Mittelstand
Beteiligungskapital aus der Region

Aufgrund der derzeitigen Finanzkrise ist es für Unternehmen schwerer geworden an Kapital zu kommen. Nach wie vor betätigen sich aber Sparkassen und Volksbanken als Eigenkapitalgeber für Mittelständler. Bei der Firma Oechsler hat dieses Modell gut funktioniert.

FRANKFURT. Alle 20 Sekunden macht es "Zischschsch", dann spritzen dünne Röhren zähen Plastikbrei in Metallförmchen. Ein Roboter bugsiert die künftigen Gelenke für automatisch schwenkbare Auto-Scheinwerfer, Inhalatoren für Asthmatiker und Gehäuse für Blutzuckermessgeräte behutsam auf Paletten. 600 Mal pro Minute, jedes ein Stück Präzisionsarbeit made in Mittelfranken.

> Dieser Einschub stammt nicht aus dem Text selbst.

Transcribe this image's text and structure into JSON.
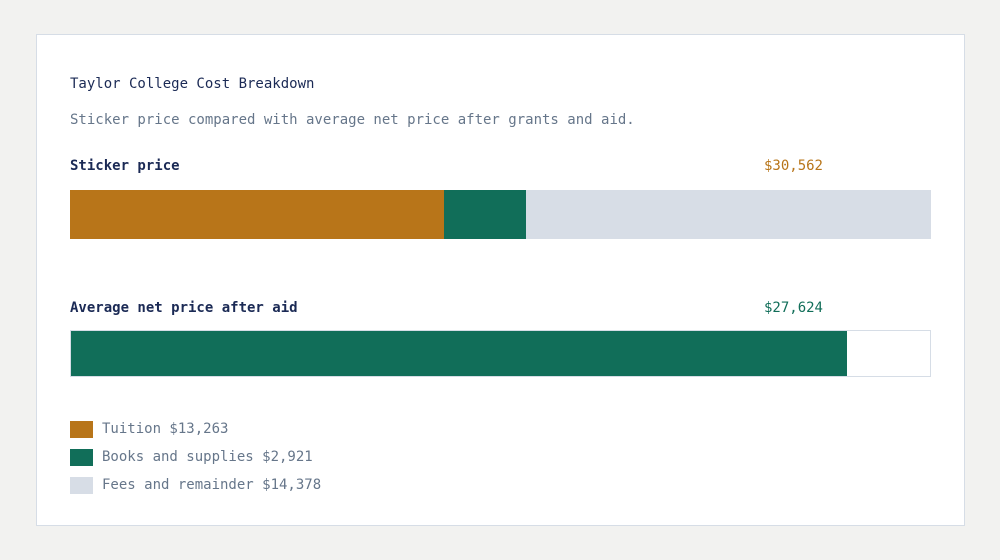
{
  "header": {
    "title": "Taylor College Cost Breakdown",
    "subtitle": "Sticker price compared with average net price after grants and aid."
  },
  "rows": {
    "sticker": {
      "label": "Sticker price",
      "value": "$30,562"
    },
    "net": {
      "label": "Average net price after aid",
      "value": "$27,624"
    }
  },
  "legend": [
    {
      "label": "Tuition $13,263",
      "color": "#b87519"
    },
    {
      "label": "Books and supplies $2,921",
      "color": "#116e59"
    },
    {
      "label": "Fees and remainder $14,378",
      "color": "#d7dde6"
    }
  ],
  "colors": {
    "tuition": "#b87519",
    "books": "#116e59",
    "fees": "#d7dde6",
    "title": "#1b2a55",
    "muted": "#66768a"
  },
  "chart_data": {
    "type": "bar",
    "orientation": "horizontal",
    "stacked": true,
    "title": "Taylor College Cost Breakdown",
    "subtitle": "Sticker price compared with average net price after grants and aid.",
    "categories": [
      "Sticker price",
      "Average net price after aid"
    ],
    "series": [
      {
        "name": "Tuition",
        "values": [
          13263,
          null
        ],
        "color": "#b87519"
      },
      {
        "name": "Books and supplies",
        "values": [
          2921,
          null
        ],
        "color": "#116e59"
      },
      {
        "name": "Fees and remainder",
        "values": [
          14378,
          null
        ],
        "color": "#d7dde6"
      },
      {
        "name": "Average net price",
        "values": [
          null,
          27624
        ],
        "color": "#116e59"
      }
    ],
    "totals": {
      "Sticker price": 30562,
      "Average net price after aid": 27624
    },
    "xlim": [
      0,
      30562
    ],
    "grid": false,
    "legend_position": "bottom-left",
    "legend": [
      "Tuition $13,263",
      "Books and supplies $2,921",
      "Fees and remainder $14,378"
    ]
  }
}
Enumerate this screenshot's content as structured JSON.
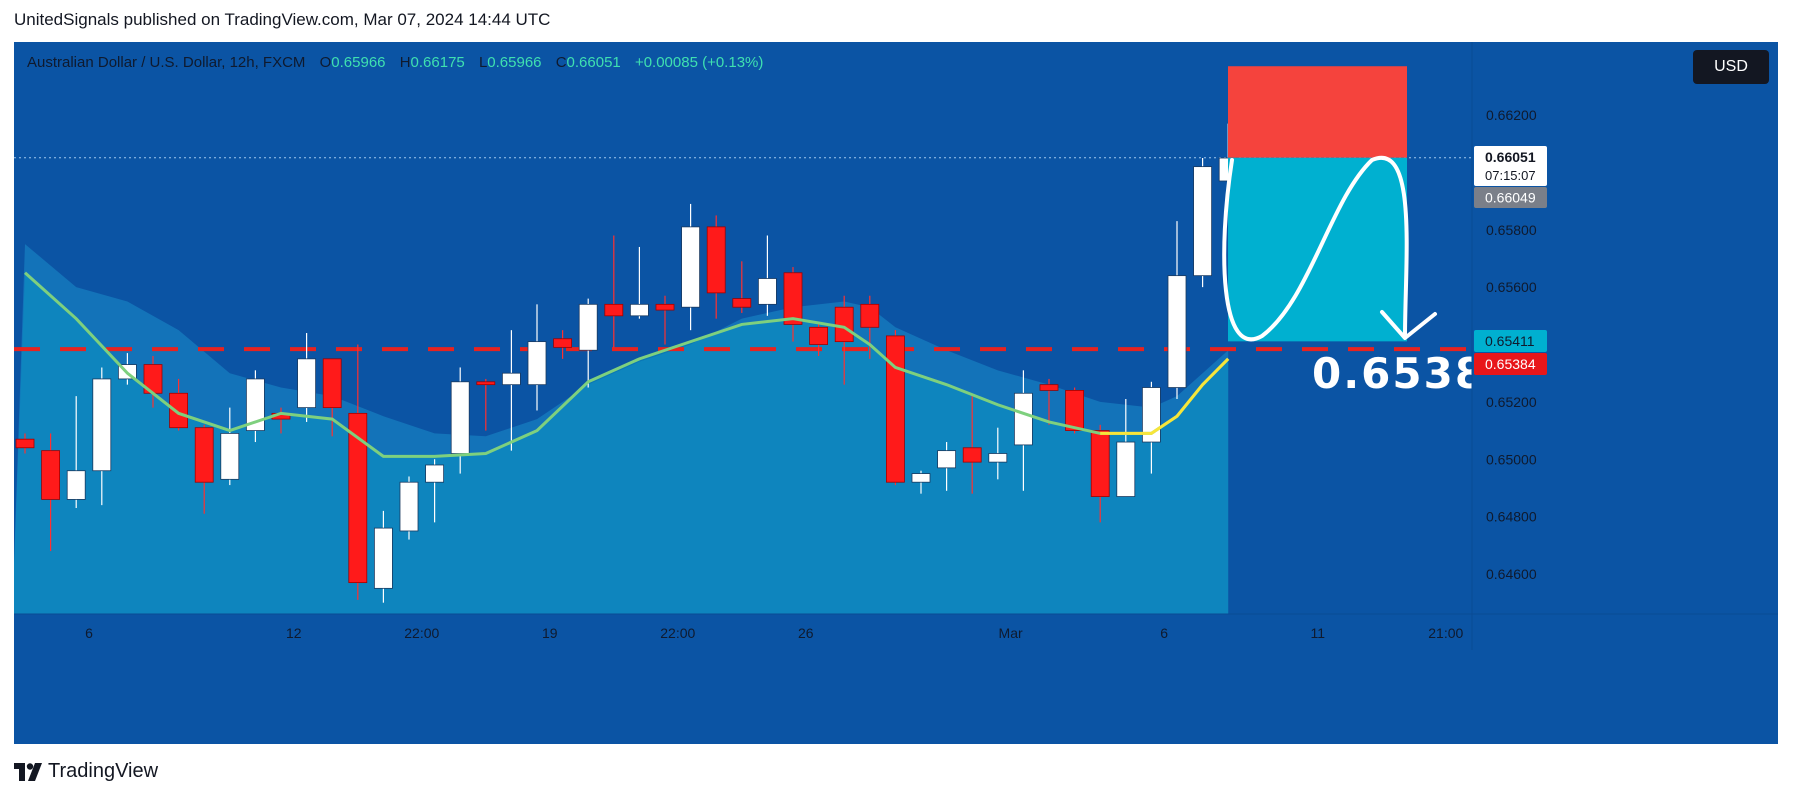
{
  "header": {
    "published_text": "UnitedSignals published on TradingView.com, Mar 07, 2024 14:44 UTC"
  },
  "legend": {
    "symbol": "Australian Dollar / U.S. Dollar, 12h, FXCM",
    "o_label": "O",
    "o_value": "0.65966",
    "h_label": "H",
    "h_value": "0.66175",
    "l_label": "L",
    "l_value": "0.65966",
    "c_label": "C",
    "c_value": "0.66051",
    "change": "+0.00085 (+0.13%)"
  },
  "currency_button": "USD",
  "annotation": {
    "target_text": "0.6538"
  },
  "price_tags": {
    "last_price": "0.66051",
    "countdown": "07:15:07",
    "prev_price": "0.66049",
    "target_price": "0.65411",
    "stop_price": "0.65384"
  },
  "footer": {
    "brand": "TradingView"
  },
  "colors": {
    "background": "#0b54a4",
    "up_candle": "#ffffff",
    "down_candle": "#ff1a1a",
    "ema_fast": "#f7e53a",
    "ema_slow": "#7ed07e",
    "stop_zone": "#f5433d",
    "target_zone": "#00b0d0",
    "support_line": "#e8231f"
  },
  "chart_data": {
    "type": "candlestick",
    "symbol": "Australian Dollar / U.S. Dollar",
    "timeframe": "12h",
    "y_range": [
      0.6449,
      0.6637
    ],
    "y_ticks": [
      "0.66200",
      "0.65800",
      "0.65600",
      "0.65200",
      "0.65000",
      "0.64800",
      "0.64600"
    ],
    "x_ticks": [
      {
        "label": "6",
        "index": 2.5
      },
      {
        "label": "12",
        "index": 10.5
      },
      {
        "label": "22:00",
        "index": 15.5
      },
      {
        "label": "19",
        "index": 20.5
      },
      {
        "label": "22:00",
        "index": 25.5
      },
      {
        "label": "26",
        "index": 30.5
      },
      {
        "label": "Mar",
        "index": 38.5
      },
      {
        "label": "6",
        "index": 44.5
      },
      {
        "label": "11",
        "index": 50.5
      },
      {
        "label": "21:00",
        "index": 55.5
      }
    ],
    "candles": [
      {
        "o": 0.6507,
        "h": 0.6509,
        "l": 0.6502,
        "c": 0.6504
      },
      {
        "o": 0.6503,
        "h": 0.6509,
        "l": 0.6468,
        "c": 0.6486
      },
      {
        "o": 0.6486,
        "h": 0.6522,
        "l": 0.6483,
        "c": 0.6496
      },
      {
        "o": 0.6496,
        "h": 0.6532,
        "l": 0.6484,
        "c": 0.6528
      },
      {
        "o": 0.6528,
        "h": 0.6537,
        "l": 0.6526,
        "c": 0.6533
      },
      {
        "o": 0.6533,
        "h": 0.6536,
        "l": 0.6518,
        "c": 0.6523
      },
      {
        "o": 0.6523,
        "h": 0.6528,
        "l": 0.651,
        "c": 0.6511
      },
      {
        "o": 0.6511,
        "h": 0.6512,
        "l": 0.6481,
        "c": 0.6492
      },
      {
        "o": 0.6493,
        "h": 0.6518,
        "l": 0.6491,
        "c": 0.6509
      },
      {
        "o": 0.651,
        "h": 0.6531,
        "l": 0.6506,
        "c": 0.6528
      },
      {
        "o": 0.6516,
        "h": 0.6518,
        "l": 0.6509,
        "c": 0.6514
      },
      {
        "o": 0.6518,
        "h": 0.6544,
        "l": 0.6513,
        "c": 0.6535
      },
      {
        "o": 0.6535,
        "h": 0.6535,
        "l": 0.6508,
        "c": 0.6518
      },
      {
        "o": 0.6516,
        "h": 0.654,
        "l": 0.6451,
        "c": 0.6457
      },
      {
        "o": 0.6455,
        "h": 0.6482,
        "l": 0.645,
        "c": 0.6476
      },
      {
        "o": 0.6475,
        "h": 0.6494,
        "l": 0.6472,
        "c": 0.6492
      },
      {
        "o": 0.6492,
        "h": 0.65,
        "l": 0.6478,
        "c": 0.6498
      },
      {
        "o": 0.6502,
        "h": 0.6532,
        "l": 0.6495,
        "c": 0.6527
      },
      {
        "o": 0.6527,
        "h": 0.6528,
        "l": 0.651,
        "c": 0.6526
      },
      {
        "o": 0.6526,
        "h": 0.6545,
        "l": 0.6503,
        "c": 0.653
      },
      {
        "o": 0.6526,
        "h": 0.6554,
        "l": 0.6517,
        "c": 0.6541
      },
      {
        "o": 0.6542,
        "h": 0.6545,
        "l": 0.6535,
        "c": 0.6539
      },
      {
        "o": 0.6538,
        "h": 0.6556,
        "l": 0.6525,
        "c": 0.6554
      },
      {
        "o": 0.6554,
        "h": 0.6578,
        "l": 0.6539,
        "c": 0.655
      },
      {
        "o": 0.655,
        "h": 0.6574,
        "l": 0.6549,
        "c": 0.6554
      },
      {
        "o": 0.6554,
        "h": 0.6557,
        "l": 0.654,
        "c": 0.6552
      },
      {
        "o": 0.6553,
        "h": 0.6589,
        "l": 0.6545,
        "c": 0.6581
      },
      {
        "o": 0.6581,
        "h": 0.6585,
        "l": 0.6549,
        "c": 0.6558
      },
      {
        "o": 0.6556,
        "h": 0.6569,
        "l": 0.6551,
        "c": 0.6553
      },
      {
        "o": 0.6554,
        "h": 0.6578,
        "l": 0.655,
        "c": 0.6563
      },
      {
        "o": 0.6565,
        "h": 0.6567,
        "l": 0.6541,
        "c": 0.6547
      },
      {
        "o": 0.6546,
        "h": 0.6548,
        "l": 0.6536,
        "c": 0.654
      },
      {
        "o": 0.6553,
        "h": 0.6557,
        "l": 0.6526,
        "c": 0.6541
      },
      {
        "o": 0.6554,
        "h": 0.6557,
        "l": 0.6535,
        "c": 0.6546
      },
      {
        "o": 0.6543,
        "h": 0.6545,
        "l": 0.6491,
        "c": 0.6492
      },
      {
        "o": 0.6492,
        "h": 0.6496,
        "l": 0.6488,
        "c": 0.6495
      },
      {
        "o": 0.6497,
        "h": 0.6506,
        "l": 0.6489,
        "c": 0.6503
      },
      {
        "o": 0.6504,
        "h": 0.6522,
        "l": 0.6488,
        "c": 0.6499
      },
      {
        "o": 0.6499,
        "h": 0.6511,
        "l": 0.6493,
        "c": 0.6502
      },
      {
        "o": 0.6505,
        "h": 0.6531,
        "l": 0.6489,
        "c": 0.6523
      },
      {
        "o": 0.6526,
        "h": 0.6528,
        "l": 0.6512,
        "c": 0.6524
      },
      {
        "o": 0.6524,
        "h": 0.6525,
        "l": 0.6509,
        "c": 0.651
      },
      {
        "o": 0.651,
        "h": 0.6512,
        "l": 0.6478,
        "c": 0.6487
      },
      {
        "o": 0.6487,
        "h": 0.6521,
        "l": 0.6487,
        "c": 0.6506
      },
      {
        "o": 0.6506,
        "h": 0.6527,
        "l": 0.6495,
        "c": 0.6525
      },
      {
        "o": 0.6525,
        "h": 0.6583,
        "l": 0.6521,
        "c": 0.6564
      },
      {
        "o": 0.6564,
        "h": 0.6605,
        "l": 0.656,
        "c": 0.6602
      },
      {
        "o": 0.6597,
        "h": 0.6617,
        "l": 0.6597,
        "c": 0.6605
      }
    ],
    "ema_fast": [
      [
        0,
        0.6565
      ],
      [
        2,
        0.6549
      ],
      [
        4,
        0.653
      ],
      [
        6,
        0.6516
      ],
      [
        8,
        0.651
      ],
      [
        10,
        0.6516
      ],
      [
        12,
        0.6514
      ],
      [
        14,
        0.6501
      ],
      [
        16,
        0.6501
      ],
      [
        18,
        0.6502
      ],
      [
        20,
        0.651
      ],
      [
        22,
        0.6532
      ],
      [
        24,
        0.6543
      ],
      [
        26,
        0.6552
      ],
      [
        28,
        0.6556
      ],
      [
        30,
        0.6557
      ],
      [
        32,
        0.6553
      ],
      [
        33,
        0.6542
      ],
      [
        34,
        0.6531
      ],
      [
        36,
        0.6526
      ],
      [
        38,
        0.6519
      ],
      [
        40,
        0.6513
      ],
      [
        42,
        0.6509
      ],
      [
        44,
        0.6509
      ],
      [
        45,
        0.6515
      ],
      [
        46,
        0.6526
      ],
      [
        47,
        0.6535
      ]
    ],
    "ema_slow": [
      [
        0,
        0.6565
      ],
      [
        2,
        0.6549
      ],
      [
        4,
        0.653
      ],
      [
        6,
        0.6516
      ],
      [
        8,
        0.651
      ],
      [
        10,
        0.6516
      ],
      [
        12,
        0.6514
      ],
      [
        14,
        0.6501
      ],
      [
        16,
        0.6501
      ],
      [
        18,
        0.6502
      ],
      [
        20,
        0.651
      ],
      [
        22,
        0.6527
      ],
      [
        24,
        0.6535
      ],
      [
        26,
        0.6541
      ],
      [
        28,
        0.6547
      ],
      [
        30,
        0.6549
      ],
      [
        32,
        0.6546
      ],
      [
        33,
        0.654
      ],
      [
        34,
        0.6532
      ],
      [
        36,
        0.6526
      ],
      [
        38,
        0.6519
      ],
      [
        40,
        0.6513
      ],
      [
        42,
        0.6509
      ],
      [
        44,
        0.6509
      ],
      [
        45,
        0.6515
      ],
      [
        46,
        0.6526
      ],
      [
        47,
        0.6535
      ]
    ],
    "cloud_top": [
      [
        0,
        0.6575
      ],
      [
        2,
        0.656
      ],
      [
        4,
        0.6555
      ],
      [
        6,
        0.6545
      ],
      [
        8,
        0.653
      ],
      [
        10,
        0.6525
      ],
      [
        12,
        0.6522
      ],
      [
        14,
        0.6515
      ],
      [
        16,
        0.6509
      ],
      [
        18,
        0.6508
      ],
      [
        20,
        0.6514
      ],
      [
        22,
        0.6526
      ],
      [
        24,
        0.6534
      ],
      [
        26,
        0.654
      ],
      [
        28,
        0.6549
      ],
      [
        30,
        0.6553
      ],
      [
        32,
        0.6555
      ],
      [
        33,
        0.6553
      ],
      [
        34,
        0.6546
      ],
      [
        36,
        0.6538
      ],
      [
        38,
        0.6531
      ],
      [
        40,
        0.6526
      ],
      [
        42,
        0.652
      ],
      [
        44,
        0.6518
      ],
      [
        45,
        0.6522
      ],
      [
        46,
        0.653
      ],
      [
        47,
        0.6538
      ]
    ],
    "support_level": 0.65384,
    "current_price_line": 0.66051,
    "position": {
      "direction": "short",
      "entry": 0.66051,
      "stop": 0.6637,
      "target": 0.65411,
      "x_start": 48,
      "x_end": 55
    },
    "annotations": [
      "0.6538"
    ]
  }
}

Auftraggeber sind große Automobilzulieferer wie Bosch oder Pharmafirmen wie Roche. 141 Mill. Euro Umsatz erwirtschaftete das Familienunternehmen Oechsler aus Ansbach mit Präzisions-Kunststoffteilen im vergangenen Jahr. 160 Mill. Euro sollen es im kommenden werden. Inzwischen produziert Oechsler auch in China und Rumänien. Denn wenn die Autobauer in Billigländer ziehen, müssen die Zulieferer mit. Doch Expansion kostet Geld.

"Wenn durch Kredite die Eigenkapitalquote unter 25 Prozent sinkt, wird es eng", sagt Vorstand Claudius Kozlik. Die Auftraggeber wollen Sicherheit und Stabilität. "Wenn die befürchten, dass es die Firma in fünf, sechs Jahren nicht mehr gibt, gibt es keine großen Aufträge." Aber auch die fordern Investitionen in neue Hallen, mehr Beschäftigte, mehr Maschinen.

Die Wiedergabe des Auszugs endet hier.